2. Description of the Related Art
Conventionally, a method for improving articulation by amplifying consonants in an input audio signal has been proposed (See, for example, Patent Document 1). However, the signal level of vowels with respect to the signal level of consonants relevant to the amount of masking of consonants by vowels largely changes depending on the utterer, the language and the phoneme even if the consonants are amplified in a manner similar to that of this method. Therefore, if consonants are amplified at a constant amplification factor, it is difficult to improve the articulation of speech when the signal level of the consonants is small.

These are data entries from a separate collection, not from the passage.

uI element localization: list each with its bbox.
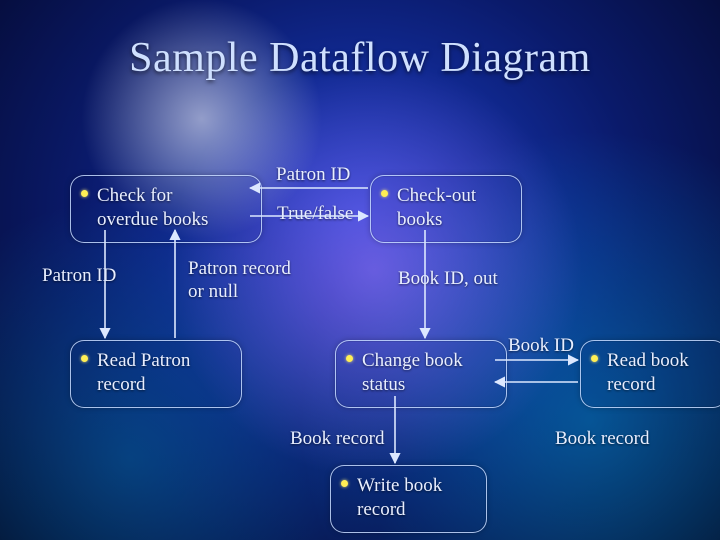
label-book-record-right: Book record — [555, 428, 649, 451]
node-read-book: Read book record — [580, 340, 720, 408]
node-check-overdue: Check for overdue books — [70, 175, 262, 243]
label-true-false: True/false — [277, 203, 353, 226]
slide: Sample Dataflow Diagram Check for overdu… — [0, 0, 720, 540]
label-book-id-out: Book ID, out — [398, 268, 498, 291]
label-patron-id-left: Patron ID — [42, 265, 116, 288]
slide-title: Sample Dataflow Diagram — [0, 34, 720, 82]
label-book-record-left: Book record — [290, 428, 384, 451]
node-check-out: Check-out books — [370, 175, 522, 243]
node-change-status: Change book status — [335, 340, 507, 408]
node-read-patron: Read Patron record — [70, 340, 242, 408]
label-patron-record: Patron record or null — [188, 258, 318, 304]
label-patron-id-top: Patron ID — [276, 164, 350, 187]
node-write-book: Write book record — [330, 465, 487, 533]
label-book-id: Book ID — [508, 335, 574, 358]
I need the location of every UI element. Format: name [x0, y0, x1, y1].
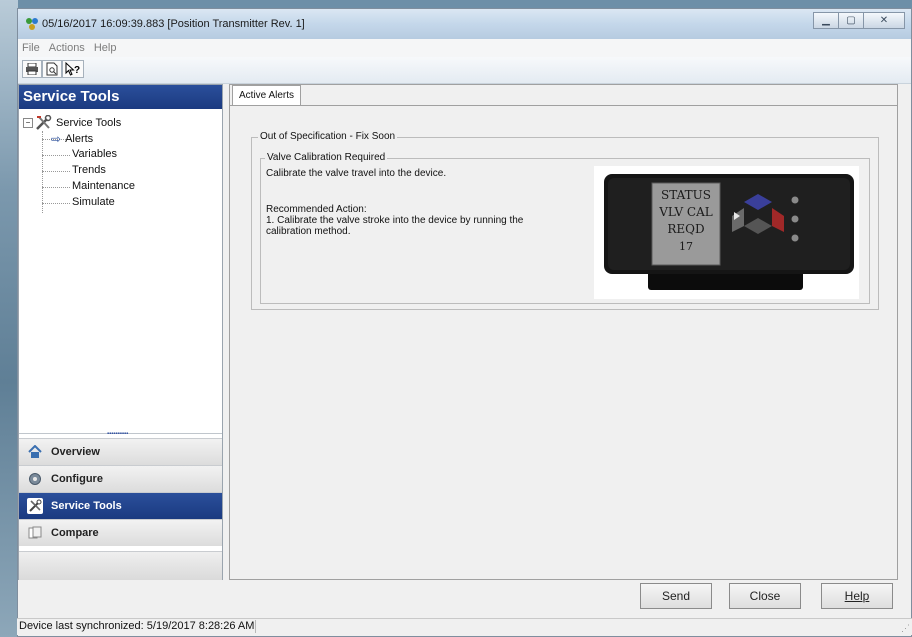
- tab-content: Out of Specification - Fix Soon Valve Ca…: [230, 105, 897, 579]
- send-button[interactable]: Send: [640, 583, 712, 609]
- tools-icon: [36, 115, 52, 130]
- alert-box: Valve Calibration Required Calibrate the…: [260, 152, 870, 304]
- help-button-label: Help: [844, 589, 870, 603]
- nav-configure[interactable]: Configure: [19, 465, 222, 492]
- printer-icon: [26, 63, 38, 75]
- tree-item-label: Alerts: [65, 133, 94, 145]
- close-window-button[interactable]: ✕: [863, 12, 905, 29]
- alert-title: Valve Calibration Required: [265, 152, 388, 163]
- close-icon: ✕: [879, 15, 889, 26]
- tab-active-alerts[interactable]: Active Alerts: [232, 85, 302, 106]
- status-bar: Device last synchronized: 5/19/2017 8:28…: [17, 618, 912, 635]
- tree-connector: [42, 187, 70, 188]
- tree-connector: [42, 131, 43, 213]
- tree-root-service-tools[interactable]: − Service Tools: [23, 115, 121, 131]
- status-separator: [255, 620, 256, 633]
- help-button[interactable]: Help: [821, 583, 893, 609]
- print-preview-button[interactable]: [42, 60, 62, 78]
- collapse-icon[interactable]: −: [23, 118, 33, 128]
- tree-item-simulate[interactable]: Simulate: [72, 196, 115, 208]
- print-preview-icon: [46, 62, 58, 76]
- menu-help[interactable]: Help: [94, 42, 117, 54]
- tree-item-variables[interactable]: Variables: [72, 148, 117, 160]
- nav-compare[interactable]: Compare: [19, 519, 222, 546]
- svg-text:?: ?: [74, 65, 80, 76]
- app-icon: [25, 17, 39, 31]
- tree-item-maintenance[interactable]: Maintenance: [72, 180, 135, 192]
- resize-grip-icon[interactable]: ⋰: [901, 623, 910, 634]
- nav-service-tools[interactable]: Service Tools: [19, 492, 222, 519]
- compare-icon: [27, 525, 43, 541]
- arrow-right-icon: ⇨: [51, 132, 62, 146]
- context-help-button[interactable]: ?: [62, 60, 84, 78]
- home-icon: [27, 444, 43, 460]
- recommended-action-step: 1. Calibrate the valve stroke into the d…: [266, 215, 524, 226]
- maximize-button[interactable]: ▢: [838, 12, 864, 29]
- recommended-action-step-cont: calibration method.: [266, 226, 351, 237]
- nav-label: Configure: [51, 473, 103, 485]
- tree-root-label: Service Tools: [56, 117, 122, 129]
- nav-overflow-area: [19, 551, 222, 580]
- alert-group-title: Out of Specification - Fix Soon: [258, 131, 398, 142]
- tree-item-label: Simulate: [72, 196, 115, 208]
- context-help-icon: ?: [65, 62, 80, 76]
- nav-overview[interactable]: Overview: [19, 438, 222, 465]
- gear-icon: [27, 471, 43, 487]
- tree-connector: [42, 203, 70, 204]
- tree-item-alerts[interactable]: ⇨ Alerts: [51, 132, 93, 146]
- nav-label: Compare: [51, 527, 99, 539]
- close-button[interactable]: Close: [729, 583, 801, 609]
- panel-header: Service Tools: [19, 85, 222, 109]
- alert-group: Out of Specification - Fix Soon Valve Ca…: [251, 131, 879, 310]
- menu-bar: File Actions Help: [18, 39, 911, 57]
- main-panel: Active Alerts Out of Specification - Fix…: [229, 84, 898, 580]
- minimize-icon: ▁: [822, 15, 830, 26]
- device-display-line: 17: [679, 240, 693, 253]
- device-display-line: STATUS: [661, 188, 711, 202]
- tree-item-label: Variables: [72, 148, 118, 160]
- grip-icon: ▪▪▪▪▪▪▪▪▪▪: [107, 431, 129, 437]
- tree-connector: [42, 171, 70, 172]
- tree-item-label: Trends: [72, 164, 106, 176]
- menu-file[interactable]: File: [22, 42, 40, 54]
- alert-description: Calibrate the valve travel into the devi…: [266, 168, 447, 179]
- left-panel: Service Tools − Service Tools ⇨ Alerts V…: [18, 84, 223, 580]
- device-display-line: VLV CAL: [658, 205, 713, 219]
- toolbar: ?: [18, 57, 911, 84]
- recommended-action: Recommended Action: 1. Calibrate the val…: [266, 204, 576, 237]
- menu-actions[interactable]: Actions: [49, 42, 85, 54]
- desktop-background: [0, 0, 18, 637]
- window-title: 05/16/2017 16:09:39.883 [Position Transm…: [42, 18, 305, 30]
- maximize-icon: ▢: [846, 15, 856, 26]
- tools-icon: [27, 498, 43, 514]
- nav-label: Overview: [51, 446, 100, 458]
- title-bar[interactable]: 05/16/2017 16:09:39.883 [Position Transm…: [18, 9, 911, 40]
- recommended-action-heading: Recommended Action:: [266, 204, 367, 215]
- status-text: Device last synchronized: 5/19/2017 8:28…: [19, 620, 255, 632]
- device-display-line: REQD: [667, 222, 704, 236]
- tree-item-trends[interactable]: Trends: [72, 164, 106, 176]
- print-button[interactable]: [22, 60, 42, 78]
- minimize-button[interactable]: ▁: [813, 12, 839, 29]
- navigation-tree: − Service Tools ⇨ Alerts Variables Trend…: [19, 109, 222, 425]
- tree-connector: [42, 155, 70, 156]
- tree-item-label: Maintenance: [72, 180, 135, 192]
- device-image: STATUS VLV CAL REQD 17: [594, 166, 859, 299]
- nav-label: Service Tools: [51, 500, 122, 512]
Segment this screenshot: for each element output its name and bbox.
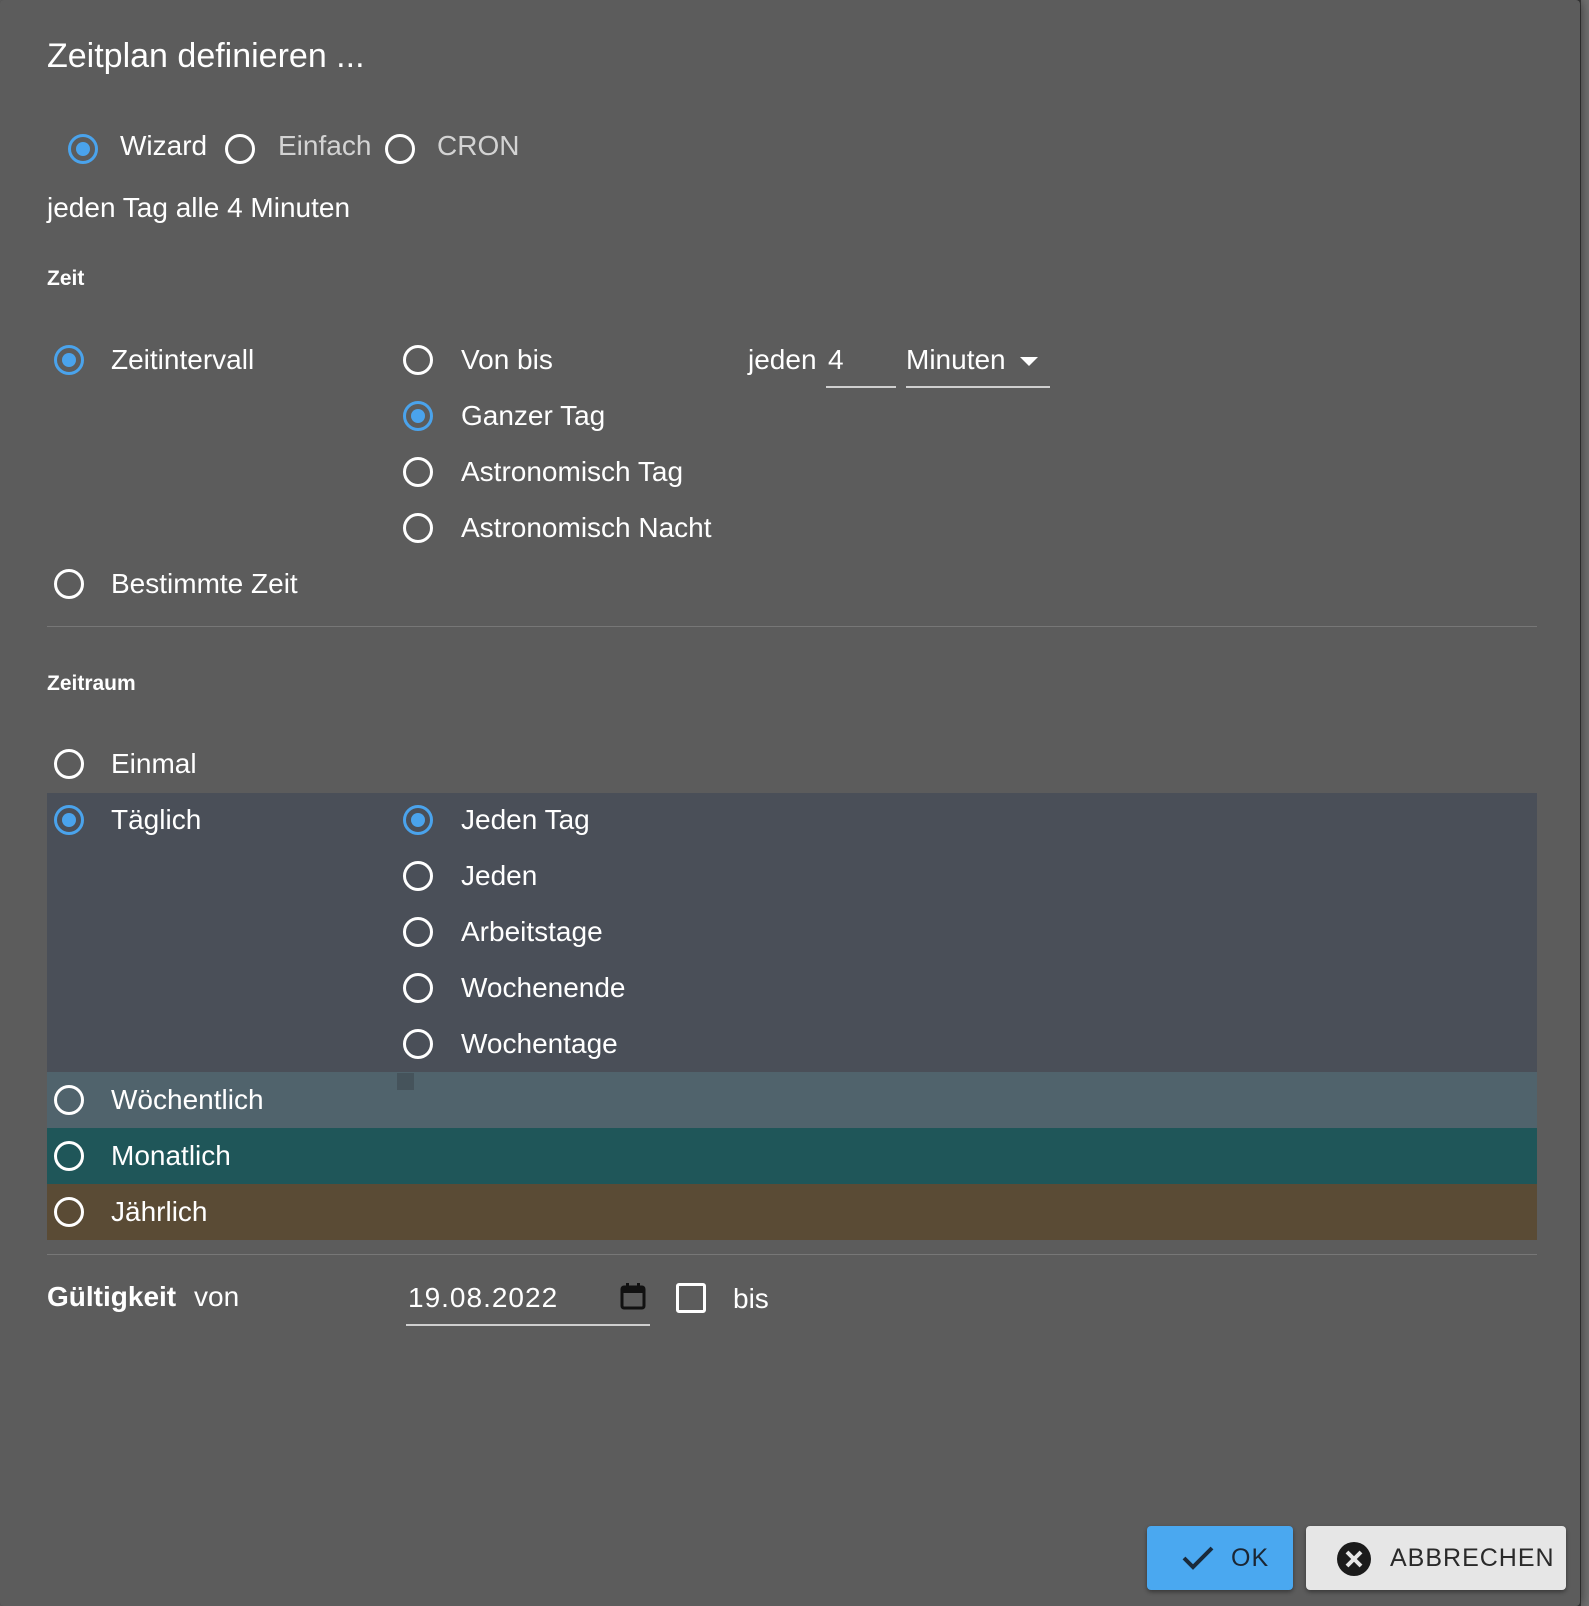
mode-wizard-label: Wizard [120, 130, 208, 161]
wochentage-radio[interactable] [403, 1029, 433, 1059]
astronomisch-tag-label: Astronomisch Tag [461, 456, 684, 487]
cancel-button-label: ABBRECHEN [1390, 1544, 1555, 1572]
interval-value-text: 4 [828, 344, 844, 375]
ganzer-tag-radio[interactable] [403, 401, 433, 431]
jeden-tag-label: Jeden Tag [461, 804, 590, 835]
zeit-heading: Zeit [47, 267, 85, 290]
mode-einfach-radio[interactable] [225, 134, 255, 164]
bestimmte-zeit-label: Bestimmte Zeit [111, 568, 298, 599]
taeglich-radio[interactable] [54, 805, 84, 835]
zeitintervall-radio[interactable] [54, 345, 84, 375]
einmal-label: Einmal [111, 748, 197, 779]
validity-heading: Gültigkeit [47, 1281, 177, 1312]
section-divider [47, 1254, 1537, 1255]
jaehrlich-radio[interactable] [54, 1197, 84, 1227]
validity-to-checkbox[interactable] [676, 1283, 706, 1313]
interval-unit-select[interactable]: Minuten [906, 340, 1050, 388]
taeglich-panel [47, 793, 1537, 1072]
woechentlich-label: Wöchentlich [111, 1084, 264, 1115]
interval-value-input[interactable]: 4 [826, 340, 896, 388]
wochenende-label: Wochenende [461, 972, 626, 1003]
validity-from-date-text: 19.08.2022 [408, 1282, 559, 1313]
woechentlich-radio[interactable] [54, 1085, 84, 1115]
mode-cron-label: CRON [437, 130, 520, 161]
ok-button[interactable]: OK [1147, 1526, 1293, 1590]
astronomisch-nacht-label: Astronomisch Nacht [461, 512, 712, 543]
jeden-label: Jeden [461, 860, 538, 891]
interval-unit-text: Minuten [906, 344, 1006, 375]
mode-wizard-radio[interactable] [68, 134, 98, 164]
jeden-radio[interactable] [403, 861, 433, 891]
taeglich-label: Täglich [111, 804, 202, 835]
monatlich-label: Monatlich [111, 1140, 231, 1171]
ok-button-label: OK [1231, 1544, 1270, 1572]
arbeitstage-label: Arbeitstage [461, 916, 603, 947]
einmal-radio[interactable] [54, 749, 84, 779]
mode-einfach-label: Einfach [278, 130, 372, 161]
background-edge-right [1581, 0, 1589, 1606]
validity-to-label: bis [733, 1283, 769, 1314]
dialog-title: Zeitplan definieren ... [47, 37, 365, 75]
section-divider [47, 626, 1537, 627]
von-bis-radio[interactable] [403, 345, 433, 375]
jaehrlich-panel [47, 1184, 1537, 1240]
woechentlich-panel [47, 1072, 1537, 1128]
ganzer-tag-label: Ganzer Tag [461, 400, 606, 431]
close-circle-icon [1337, 1542, 1371, 1576]
zeitintervall-label: Zeitintervall [111, 344, 255, 375]
jaehrlich-label: Jährlich [111, 1196, 208, 1227]
von-bis-label: Von bis [461, 344, 553, 375]
astronomisch-nacht-radio[interactable] [403, 513, 433, 543]
calendar-icon[interactable] [620, 1282, 646, 1310]
wochenende-radio[interactable] [403, 973, 433, 1003]
bestimmte-zeit-radio[interactable] [54, 569, 84, 599]
monatlich-radio[interactable] [54, 1141, 84, 1171]
resize-handle [397, 1073, 414, 1090]
jeden-tag-radio[interactable] [403, 805, 433, 835]
astronomisch-tag-radio[interactable] [403, 457, 433, 487]
monatlich-panel [47, 1128, 1537, 1184]
mode-cron-radio[interactable] [385, 134, 415, 164]
zeitraum-heading: Zeitraum [47, 672, 136, 695]
check-icon [1182, 1546, 1214, 1570]
validity-from-label: von [194, 1281, 240, 1312]
chevron-down-icon [1020, 357, 1038, 366]
interval-prefix-label: jeden [748, 344, 817, 375]
wochentage-label: Wochentage [461, 1028, 618, 1059]
cancel-button[interactable]: ABBRECHEN [1306, 1526, 1566, 1590]
validity-from-date-input[interactable]: 19.08.2022 [406, 1276, 650, 1326]
arbeitstage-radio[interactable] [403, 917, 433, 947]
schedule-summary: jeden Tag alle 4 Minuten [47, 192, 351, 223]
schedule-dialog: Zeitplan definieren ... Wizard Einfach C… [0, 0, 1580, 1606]
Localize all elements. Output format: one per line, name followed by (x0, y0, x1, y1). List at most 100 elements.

On the other hand, a method for securing the articulation by changing the amplification factor of consonants according to the time expansion ratio of vowels for approximation to an energy balance in the audio signal by natural utterance is proposed (See, for example, Patent Document 2).
Documents related to the present disclosures are as follows:    Patent Document 1: Japanese patent laid-open publication No. JP 2006-203683 A; and    Patent Document 2: Japanese patent laid-open publication No. JP H10-145897 A.
However, the method of the Patent Document 2 has had such a problem that the masking of consonants by vowels is not sufficiently compensated for unless the time expansion ratio of the vowels is raised in the case of consonants whose signal level is small, and therefore, only unnatural speech could be obtained when the time durations of vowels are largely extended to sufficiently amplify the consonants. Further, the methods of the Patent Documents 1 and 2 have had such a problem that the articulation of speech can not be improved as a consequence of a failure in correctly amplifying the consonants since it is difficult to reliably discriminate the consonants and vowels from speech uttered in a real environment despite that the discrimination of consonants and vowels is performed.